Advice to Pet Owners
- Pick the right pet for you.
- Pet rodents, including guinea pigs, are not recommended for families with children younger than 5 years, pregnant women, elderly adults, or people with weakened immune systems because these groups are at greater risk for serious illness.
- Pet rodents should not be kept in childcare centers, schools, or other facilities with children younger than 5 years.
- Wash your hands.
- Always wash your hands immediately after touching, feeding, or caring for pet rodents or cleaning their habitats.
- Play safely.
- Do not kiss, nuzzle, or hold pet rodents close to your face. This can startle your pet and increase the chance it will bite you. Bites from pet rodents can spread germs and possibly make you sick.
- Never eat, drink, or smoke while playing with or caring for your pet rodent.
- Keep pet rodents, food and water bowls, and other supplies out of the kitchen or other areas where food is prepared, served, or consumed.
- Be aware that pet rodents can carry germs that can contaminate surfaces in areas where they live and roam.
- You don’t have to touch pet rodents to get sick from their germs.
- Make sure rodent enclosures are properly secured and safe so your pet doesn’t get hurt or contaminate surfaces.

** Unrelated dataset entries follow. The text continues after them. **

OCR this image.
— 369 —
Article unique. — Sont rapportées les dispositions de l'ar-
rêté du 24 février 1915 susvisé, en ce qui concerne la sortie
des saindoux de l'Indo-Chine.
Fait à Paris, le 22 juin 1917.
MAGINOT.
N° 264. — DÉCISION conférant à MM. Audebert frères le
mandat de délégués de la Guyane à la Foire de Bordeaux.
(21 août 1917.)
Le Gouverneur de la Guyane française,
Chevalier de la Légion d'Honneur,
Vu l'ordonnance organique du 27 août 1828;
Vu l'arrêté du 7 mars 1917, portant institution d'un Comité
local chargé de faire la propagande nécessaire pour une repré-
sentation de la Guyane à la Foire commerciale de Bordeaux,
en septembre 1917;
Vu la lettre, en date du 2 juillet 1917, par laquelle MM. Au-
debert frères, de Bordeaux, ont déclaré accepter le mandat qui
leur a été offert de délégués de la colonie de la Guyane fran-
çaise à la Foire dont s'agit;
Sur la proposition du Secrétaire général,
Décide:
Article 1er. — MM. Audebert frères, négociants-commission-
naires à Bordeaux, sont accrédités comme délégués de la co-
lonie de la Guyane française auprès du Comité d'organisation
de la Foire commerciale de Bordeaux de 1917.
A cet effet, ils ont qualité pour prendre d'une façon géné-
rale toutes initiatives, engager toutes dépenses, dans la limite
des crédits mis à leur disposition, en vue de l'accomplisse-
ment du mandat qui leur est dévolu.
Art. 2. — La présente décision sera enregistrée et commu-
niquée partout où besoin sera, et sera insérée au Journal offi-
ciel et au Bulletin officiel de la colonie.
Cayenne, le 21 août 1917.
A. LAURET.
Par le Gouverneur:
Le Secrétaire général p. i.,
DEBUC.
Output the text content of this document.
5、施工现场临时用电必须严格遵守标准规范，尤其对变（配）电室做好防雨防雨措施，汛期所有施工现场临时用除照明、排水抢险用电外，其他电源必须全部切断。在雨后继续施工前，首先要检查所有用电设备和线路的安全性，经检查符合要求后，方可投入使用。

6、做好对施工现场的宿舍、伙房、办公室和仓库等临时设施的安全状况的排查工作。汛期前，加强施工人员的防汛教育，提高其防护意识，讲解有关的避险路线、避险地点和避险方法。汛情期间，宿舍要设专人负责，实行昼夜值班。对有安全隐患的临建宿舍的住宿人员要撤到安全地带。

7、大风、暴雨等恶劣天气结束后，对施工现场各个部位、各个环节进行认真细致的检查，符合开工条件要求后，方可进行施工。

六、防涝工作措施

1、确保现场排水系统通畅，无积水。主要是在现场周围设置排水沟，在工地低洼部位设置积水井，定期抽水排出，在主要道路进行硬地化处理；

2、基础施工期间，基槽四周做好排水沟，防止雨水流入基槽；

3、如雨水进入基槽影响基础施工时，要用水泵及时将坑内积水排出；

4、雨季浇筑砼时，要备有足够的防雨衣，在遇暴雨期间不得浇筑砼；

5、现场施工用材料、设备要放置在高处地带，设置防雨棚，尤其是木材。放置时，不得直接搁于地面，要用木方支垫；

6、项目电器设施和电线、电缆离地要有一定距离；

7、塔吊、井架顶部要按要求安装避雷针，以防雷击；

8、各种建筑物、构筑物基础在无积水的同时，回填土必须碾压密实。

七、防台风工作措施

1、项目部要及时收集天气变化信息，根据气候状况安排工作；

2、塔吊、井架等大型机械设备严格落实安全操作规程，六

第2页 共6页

- Clean and disinfect rodent habitats, food and water bowls, and other supplies outside your home when possible.
- If you clean rodent supplies indoors, use a laundry sink or bathtub, and thoroughly clean and disinfect the area immediately after.
- Never clean rodent habitats or their supplies in the kitchen sink, other food preparation areas, or the bathroom sink.
- Talk to your veterinarian about your pet rodent’s health.
- Your veterinarian can play a key role in helping you and your pets stay healthy.
- Tell your healthcare provider that you have been around pet rodents, whether at home or away from the home, especially if you are sick or have been bitten or scratched.
- Some germs carried by pet rodents can cause serious and life-threatening illness in people.
Options for Unwanted Guinea Pigs
- Releasing unwanted pet rodents into the wild is not recommended. Many pet retailers, pet stores, local animal shelters, zoos, or animal rescues accept unwanted pets. Talk to your veterinarian about other options.
Advice to Pet Stores
- Pet stores and others who sell or display pet rodents should provide health information to owners and potential purchasers of pet rodents near the animal display and not at the cash register.
- This should include information about the risk of acquiring a Salmonella infection from pet rodents and instructions for cleaning the animal habitat properly.
- Posters containing this information are available in English and Spanish.
- More information on displaying animals in public settings can be found in the 2017 Compendium of Measures to Prevent Diseases Associated with Animals in Public Settings.
Advice to Veterinarians and Health Care Providers
Advice to Veterinarians
- Veterinarians should educate pet rodent owners about the risks of acquiring salmonellosis from these animals and how to safely clean the animal habitat.
Advice to Health Care Providers
- Health care providers should ask patients and patient caregivers about pet and animal ownership. They should provide education about the risks of acquiring salmonellosis from pet rodents.
- Health care providers should teach patients and patient caregivers about proper hand washing practices.